Lancelot wins no approval from me, because the first time we meet him in the forest, he reveals he has only one thing on his mind. Sex. Guinevere isn’t having it. He will not take no for an answer, persistently going after her for, at the very least, a kiss, though he wants more. Time and again, he saves her life. Rescues her from evil knights. Helps her escape in the woods. Performs daring feats to get her to like him. Even joins the Knights of the Round Table to be near her. How… um, romantic. If he wasn’t such a creep.
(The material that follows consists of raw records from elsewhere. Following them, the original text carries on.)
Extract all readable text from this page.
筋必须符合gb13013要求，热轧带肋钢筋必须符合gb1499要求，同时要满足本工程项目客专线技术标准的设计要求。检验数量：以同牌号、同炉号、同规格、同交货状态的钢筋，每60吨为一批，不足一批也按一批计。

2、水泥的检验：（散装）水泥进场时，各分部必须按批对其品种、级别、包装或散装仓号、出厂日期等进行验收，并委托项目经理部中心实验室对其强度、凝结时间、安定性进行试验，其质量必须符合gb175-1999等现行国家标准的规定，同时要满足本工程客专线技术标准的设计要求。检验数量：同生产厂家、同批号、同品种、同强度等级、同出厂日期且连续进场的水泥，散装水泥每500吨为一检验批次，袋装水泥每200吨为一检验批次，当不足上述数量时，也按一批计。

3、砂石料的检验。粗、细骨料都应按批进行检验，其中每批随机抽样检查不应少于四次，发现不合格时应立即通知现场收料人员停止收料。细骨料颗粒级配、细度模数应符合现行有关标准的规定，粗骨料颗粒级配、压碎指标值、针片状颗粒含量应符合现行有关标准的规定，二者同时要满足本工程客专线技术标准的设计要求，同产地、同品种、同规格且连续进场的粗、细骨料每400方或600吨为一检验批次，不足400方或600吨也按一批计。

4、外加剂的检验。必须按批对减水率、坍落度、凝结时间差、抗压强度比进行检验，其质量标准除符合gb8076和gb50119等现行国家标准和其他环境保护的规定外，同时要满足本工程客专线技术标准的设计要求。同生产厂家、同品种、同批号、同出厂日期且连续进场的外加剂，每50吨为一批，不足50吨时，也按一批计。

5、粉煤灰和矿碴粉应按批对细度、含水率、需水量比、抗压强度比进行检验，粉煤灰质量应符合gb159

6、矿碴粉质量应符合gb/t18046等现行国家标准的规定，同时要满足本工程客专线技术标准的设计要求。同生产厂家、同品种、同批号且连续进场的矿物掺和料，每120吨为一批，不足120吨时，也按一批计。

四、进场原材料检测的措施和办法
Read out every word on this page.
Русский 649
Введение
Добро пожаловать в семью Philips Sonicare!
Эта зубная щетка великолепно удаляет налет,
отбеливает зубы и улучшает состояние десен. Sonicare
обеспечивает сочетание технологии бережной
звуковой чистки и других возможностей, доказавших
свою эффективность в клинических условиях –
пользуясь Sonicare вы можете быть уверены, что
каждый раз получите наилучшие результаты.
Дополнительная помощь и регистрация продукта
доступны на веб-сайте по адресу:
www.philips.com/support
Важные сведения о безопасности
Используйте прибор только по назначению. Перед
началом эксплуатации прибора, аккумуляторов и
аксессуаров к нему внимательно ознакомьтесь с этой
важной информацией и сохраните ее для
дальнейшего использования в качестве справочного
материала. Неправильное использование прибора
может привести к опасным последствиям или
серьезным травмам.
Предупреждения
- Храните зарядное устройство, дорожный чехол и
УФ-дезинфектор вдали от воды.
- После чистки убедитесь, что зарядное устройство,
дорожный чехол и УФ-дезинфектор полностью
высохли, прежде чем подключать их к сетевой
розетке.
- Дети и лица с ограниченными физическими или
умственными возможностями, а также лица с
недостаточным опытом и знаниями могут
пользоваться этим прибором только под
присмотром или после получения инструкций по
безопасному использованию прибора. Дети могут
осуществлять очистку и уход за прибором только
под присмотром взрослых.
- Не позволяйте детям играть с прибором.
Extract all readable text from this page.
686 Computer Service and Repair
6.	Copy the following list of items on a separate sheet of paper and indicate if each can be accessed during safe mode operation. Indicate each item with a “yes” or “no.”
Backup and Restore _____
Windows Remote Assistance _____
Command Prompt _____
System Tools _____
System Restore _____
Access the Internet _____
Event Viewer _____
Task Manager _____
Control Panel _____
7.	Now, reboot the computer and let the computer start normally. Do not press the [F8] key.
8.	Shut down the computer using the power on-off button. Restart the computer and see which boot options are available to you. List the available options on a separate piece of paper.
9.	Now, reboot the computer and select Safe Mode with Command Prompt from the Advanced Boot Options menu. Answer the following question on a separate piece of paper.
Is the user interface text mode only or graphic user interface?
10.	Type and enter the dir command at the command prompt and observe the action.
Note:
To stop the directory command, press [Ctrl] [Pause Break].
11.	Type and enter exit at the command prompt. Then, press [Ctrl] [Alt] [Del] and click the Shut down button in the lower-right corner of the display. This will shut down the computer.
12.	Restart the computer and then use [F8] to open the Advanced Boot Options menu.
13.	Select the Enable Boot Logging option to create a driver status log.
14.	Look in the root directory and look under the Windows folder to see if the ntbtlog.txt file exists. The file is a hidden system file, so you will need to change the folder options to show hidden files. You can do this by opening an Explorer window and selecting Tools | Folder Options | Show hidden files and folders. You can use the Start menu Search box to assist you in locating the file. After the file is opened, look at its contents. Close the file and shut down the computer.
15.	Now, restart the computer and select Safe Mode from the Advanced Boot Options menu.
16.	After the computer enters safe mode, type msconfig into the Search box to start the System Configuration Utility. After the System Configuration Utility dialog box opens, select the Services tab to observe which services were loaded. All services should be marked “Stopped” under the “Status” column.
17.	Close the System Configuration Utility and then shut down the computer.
I never liked him. His feats of courage could not erase his bad intentions. Even as a teenager, my eye was always on King Arthur, and not just because Sean Connery plays him. Yes, he is twenty years older than Guinevere, but I did not care. He is generous, kind, benevolent, and willing to protect her kingdom from external threats even if she does not marry him. He has a vision for Camelot and Lancelot, in whom he sees the potential for growth and to ‘find a useful place’ in this world. His one blind spot is why Lancelot is actually around; Arthur loves too generously to think the worst of those he loves, which means he does not notice Lancelot’s passionate interest in his wife. Is he perfect? No. He makes a foolish, vindictive mistake at the end of the film that reveals the depth of his pain at discovering their feelings for each other, but then he repents of it and forgives them both.

As a good man must.

Tristan + Isolde has a similar premise, except this time it is Tristan who is resistant toward his feelings for Isolde, out of respect for her husband, Lord Marc, whom Tristan regards like a father. But their obsessive need for each other is too much to resist and their affair destroys the kingdom. Tristan met and fell in love with Isolde before she arrives to marry Lord Marc. Rather than admit his feelings for her and create a diplomatic ‘problem,’ Tristan merely tries to stay away from her. He fails. Yet another generous, benevolent man, if Lord Marc had known Tristan’s feelings, I suspect he’d have found a way to let them marry while maintaining the diplomatic alliance. Because, at least in this adaptation, that is the kind of man Lord Marc is: a nice guy who wants what is best for those he loves.

You can regard both as ‘cautionary tales’ more than romances, because the films do not shy away from the devastation their lust/love wreaks on those around them, to say nothing of the kingdom. The screenwriters also do not take the lazy route for the audience, in giving the troubled couple an excuse or justification for adultery by making the husband a cruel man. Instead, he is a kind and forgiving one.

But he still finishes ‘last in her heart.’

Just not in mine.

How about you? Are there any stories in which you wish the nice guy had not finished last?